Examining the Impact of Language Complexity and Reader Familiarity on Engagement with Scientific Summaries

Overview

Recent research explores how generating plain language summaries with varying levels of complexity affects readers of different backgrounds' engagement and comprehension. The paper, conducted through three distinct experiments, explores the interactions between the complexity of scientific language and the reader's familiarity with the topic. It investigates whether simpler text indeed leads to better reading experiences across the board, or if the effects vary based on the reader's background knowledge.

Methodology

The researchers employed both human-written and machine-generated summaries, ranging from high to low complexity, to represent scientific findings. The complexity levels targeted three audiences: researchers (high), college-educated adults (medium), and high school students (low). They conducted three studies: the first with expert-written summaries, the second and third with machine-generated summaries, with the third specifically aiming to maintain information content across complexities.
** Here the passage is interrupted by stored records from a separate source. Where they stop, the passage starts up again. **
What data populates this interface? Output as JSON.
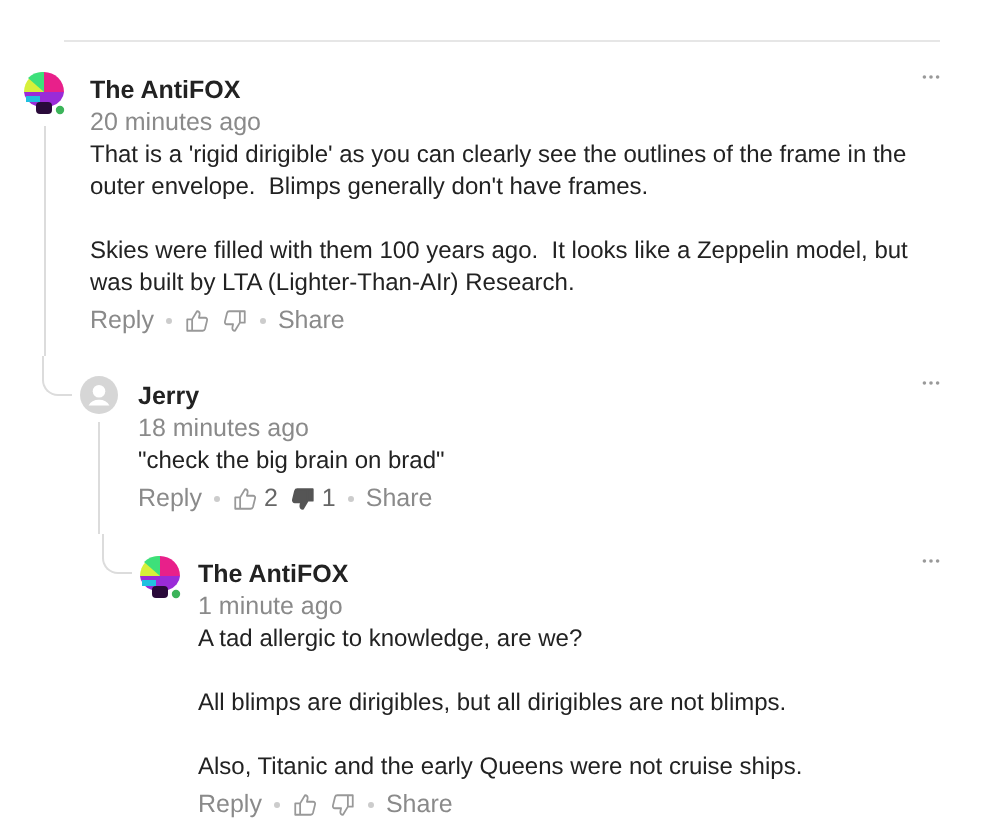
{
  "comments": [
    {
      "author": "The AntiFOX",
      "avatar": {
        "kind": "colorful"
      },
      "time": "20 minutes ago",
      "paragraphs": [
        "That is a 'rigid dirigible' as you can clearly see the outlines of the frame in the outer envelope.  Blimps generally don't have frames.",
        "Skies were filled with them 100 years ago.  It looks like a Zeppelin model, but was built by LTA (Lighter-Than-AIr) Research."
      ],
      "reply_label": "Reply",
      "share_label": "Share",
      "liked": false,
      "disliked": false,
      "replies": [
        {
          "author": "Jerry",
          "avatar": {
            "kind": "placeholder"
          },
          "time": "18 minutes ago",
          "paragraphs": [
            "\"check the big brain on brad\""
          ],
          "reply_label": "Reply",
          "share_label": "Share",
          "like_count": "2",
          "dislike_count": "1",
          "liked": false,
          "disliked": true,
          "replies": [
            {
              "author": "The AntiFOX",
              "avatar": {
                "kind": "colorful"
              },
              "time": "1 minute ago",
              "paragraphs": [
                "A tad allergic to knowledge, are we?",
                "All blimps are dirigibles, but all dirigibles are not blimps.",
                "Also, Titanic and the early Queens were not cruise ships."
              ],
              "reply_label": "Reply",
              "share_label": "Share",
              "liked": false,
              "disliked": false
            }
          ]
        }
      ]
    }
  ]
}
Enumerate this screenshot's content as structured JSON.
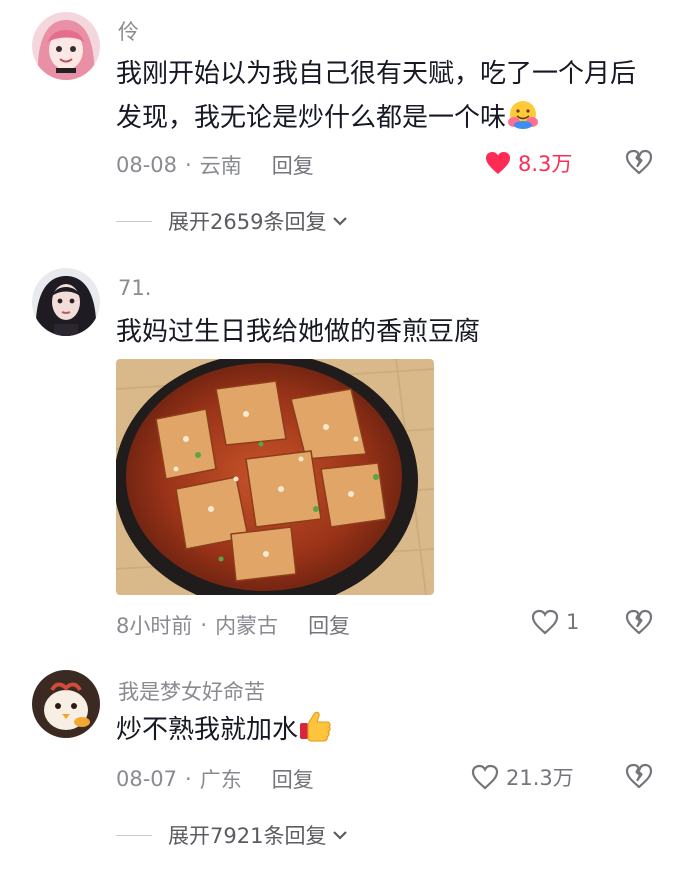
{
  "comments": [
    {
      "username": "伶",
      "text": "我刚开始以为我自己很有天赋，吃了一个月后发现，我无论是炒什么都是一个味",
      "emoji": "hugging-face-emoji",
      "date": "08-08",
      "location": "云南",
      "reply_label": "回复",
      "likes": "8.3万",
      "liked": true,
      "expand_label": "展开2659条回复"
    },
    {
      "username": "71.",
      "text": "我妈过生日我给她做的香煎豆腐",
      "image": "pan-fried-tofu-photo",
      "date": "8小时前",
      "location": "内蒙古",
      "reply_label": "回复",
      "likes": "1",
      "liked": false
    },
    {
      "username": "我是梦女好命苦",
      "text": "炒不熟我就加水",
      "emoji": "thumbs-up-emoji",
      "date": "08-07",
      "location": "广东",
      "reply_label": "回复",
      "likes": "21.3万",
      "liked": false,
      "expand_label": "展开7921条回复"
    }
  ],
  "separator": "·",
  "colors": {
    "liked": "#fe2c55",
    "muted": "#8a8b91",
    "text": "#161823"
  }
}
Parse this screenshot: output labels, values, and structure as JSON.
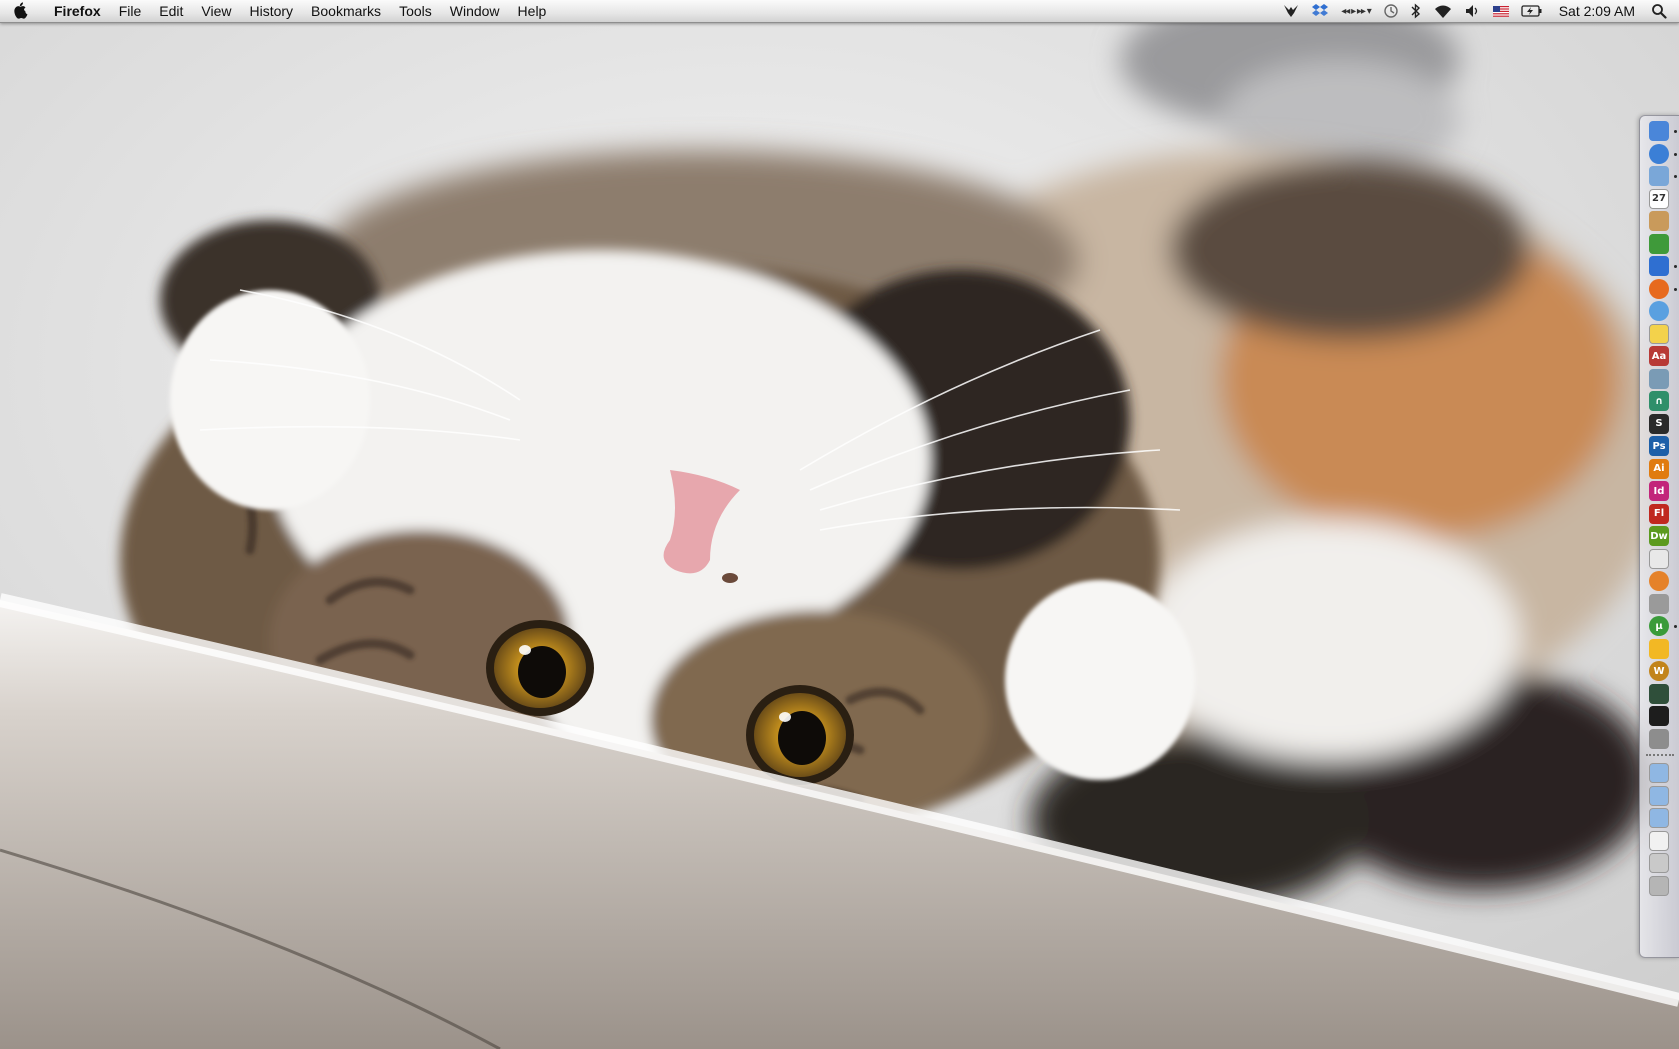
{
  "menubar": {
    "app_name": "Firefox",
    "menus": [
      "File",
      "Edit",
      "View",
      "History",
      "Bookmarks",
      "Tools",
      "Window",
      "Help"
    ],
    "clock": "Sat 2:09 AM",
    "status_icons": [
      "growl-icon",
      "dropbox-icon",
      "media-controls-icon",
      "time-machine-icon",
      "bluetooth-icon",
      "wifi-icon",
      "volume-icon",
      "us-flag-input-icon",
      "battery-icon",
      "spotlight-icon"
    ]
  },
  "dock": {
    "apps": [
      {
        "name": "finder-icon",
        "label": "",
        "color": "#4a86d9",
        "running": true
      },
      {
        "name": "itunes-icon",
        "label": "",
        "color": "#3b7fd6",
        "running": true
      },
      {
        "name": "mail-icon",
        "label": "",
        "color": "#7aa7d8",
        "running": true
      },
      {
        "name": "ical-icon",
        "label": "27",
        "color": "#ffffff",
        "running": false
      },
      {
        "name": "address-book-icon",
        "label": "",
        "color": "#c99a5b",
        "running": false
      },
      {
        "name": "tree-icon",
        "label": "",
        "color": "#3f9a3a",
        "running": false
      },
      {
        "name": "dropbox-icon",
        "label": "",
        "color": "#2f6fd1",
        "running": true
      },
      {
        "name": "firefox-icon",
        "label": "",
        "color": "#e76a1e",
        "running": true
      },
      {
        "name": "safari-icon",
        "label": "",
        "color": "#5aa0e0",
        "running": false
      },
      {
        "name": "stickies-icon",
        "label": "",
        "color": "#f3d24b",
        "running": false
      },
      {
        "name": "dictionary-icon",
        "label": "Aa",
        "color": "#b83a36",
        "running": false
      },
      {
        "name": "robot-icon",
        "label": "",
        "color": "#7a9bb5",
        "running": false
      },
      {
        "name": "magnet-icon",
        "label": "∩",
        "color": "#2f8f6a",
        "running": false
      },
      {
        "name": "skype-icon",
        "label": "S",
        "color": "#2a2a2a",
        "running": false
      },
      {
        "name": "photoshop-icon",
        "label": "Ps",
        "color": "#1d5fa8",
        "running": false
      },
      {
        "name": "illustrator-icon",
        "label": "Ai",
        "color": "#e07b10",
        "running": false
      },
      {
        "name": "indesign-icon",
        "label": "Id",
        "color": "#c2257a",
        "running": false
      },
      {
        "name": "flash-icon",
        "label": "Fl",
        "color": "#c0281f",
        "running": false
      },
      {
        "name": "dreamweaver-icon",
        "label": "Dw",
        "color": "#5c9a1f",
        "running": false
      },
      {
        "name": "acrobat-icon",
        "label": "",
        "color": "#e8e8e8",
        "running": false
      },
      {
        "name": "transmit-icon",
        "label": "",
        "color": "#e5822a",
        "running": false
      },
      {
        "name": "pen-tool-icon",
        "label": "",
        "color": "#9a9a9a",
        "running": false
      },
      {
        "name": "utorrent-icon",
        "label": "µ",
        "color": "#3a9b3a",
        "running": true
      },
      {
        "name": "adium-duck-icon",
        "label": "",
        "color": "#f2b824",
        "running": false
      },
      {
        "name": "wordpress-icon",
        "label": "W",
        "color": "#c2841a",
        "running": false
      },
      {
        "name": "activity-monitor-icon",
        "label": "",
        "color": "#2f4f3a",
        "running": false
      },
      {
        "name": "terminal-icon",
        "label": "",
        "color": "#1d1d1d",
        "running": false
      },
      {
        "name": "system-preferences-icon",
        "label": "",
        "color": "#8d8d8d",
        "running": false
      }
    ],
    "stacks": [
      {
        "name": "applications-folder-icon",
        "label": "",
        "color": "#8fb7e3"
      },
      {
        "name": "documents-folder-icon",
        "label": "",
        "color": "#8fb7e3"
      },
      {
        "name": "downloads-folder-icon",
        "label": "",
        "color": "#8fb7e3"
      },
      {
        "name": "document-stack-icon",
        "label": "",
        "color": "#f1f1f1"
      },
      {
        "name": "utilities-stack-icon",
        "label": "",
        "color": "#c9c9c9"
      },
      {
        "name": "trash-icon",
        "label": "",
        "color": "#b5b5b5"
      }
    ]
  },
  "wallpaper": {
    "subject": "kitten-lying-upside-down",
    "colors": {
      "background": "#dcdcdc",
      "fur_white": "#f3f2f0",
      "fur_tabby": "#6e5a44",
      "fur_dark": "#2a2420",
      "fur_ginger": "#c98a55",
      "eye_iris": "#b8871f",
      "nose": "#e7a7ad"
    }
  }
}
Participant responses were collected via within-subject experiments, analyzing reading ease, understanding, interest, value, and behavior (like skipping sections or requesting original articles).

Key Findings

The studies consistently showed that lower complexity summaries were preferred by participants with little familiarity with the article's subject, enhancing their reading ease and understanding significantly. However, as the familiarity of the readers increased, this preference plateaued; more knowledgeable readers did not find simpler summaries more engaging or valuable than their complex counterparts. A notable behavior observed was that these readers were more likely to skip sections in simpler versions, especially concerning when those sections contained crucial information on a paper's limitations.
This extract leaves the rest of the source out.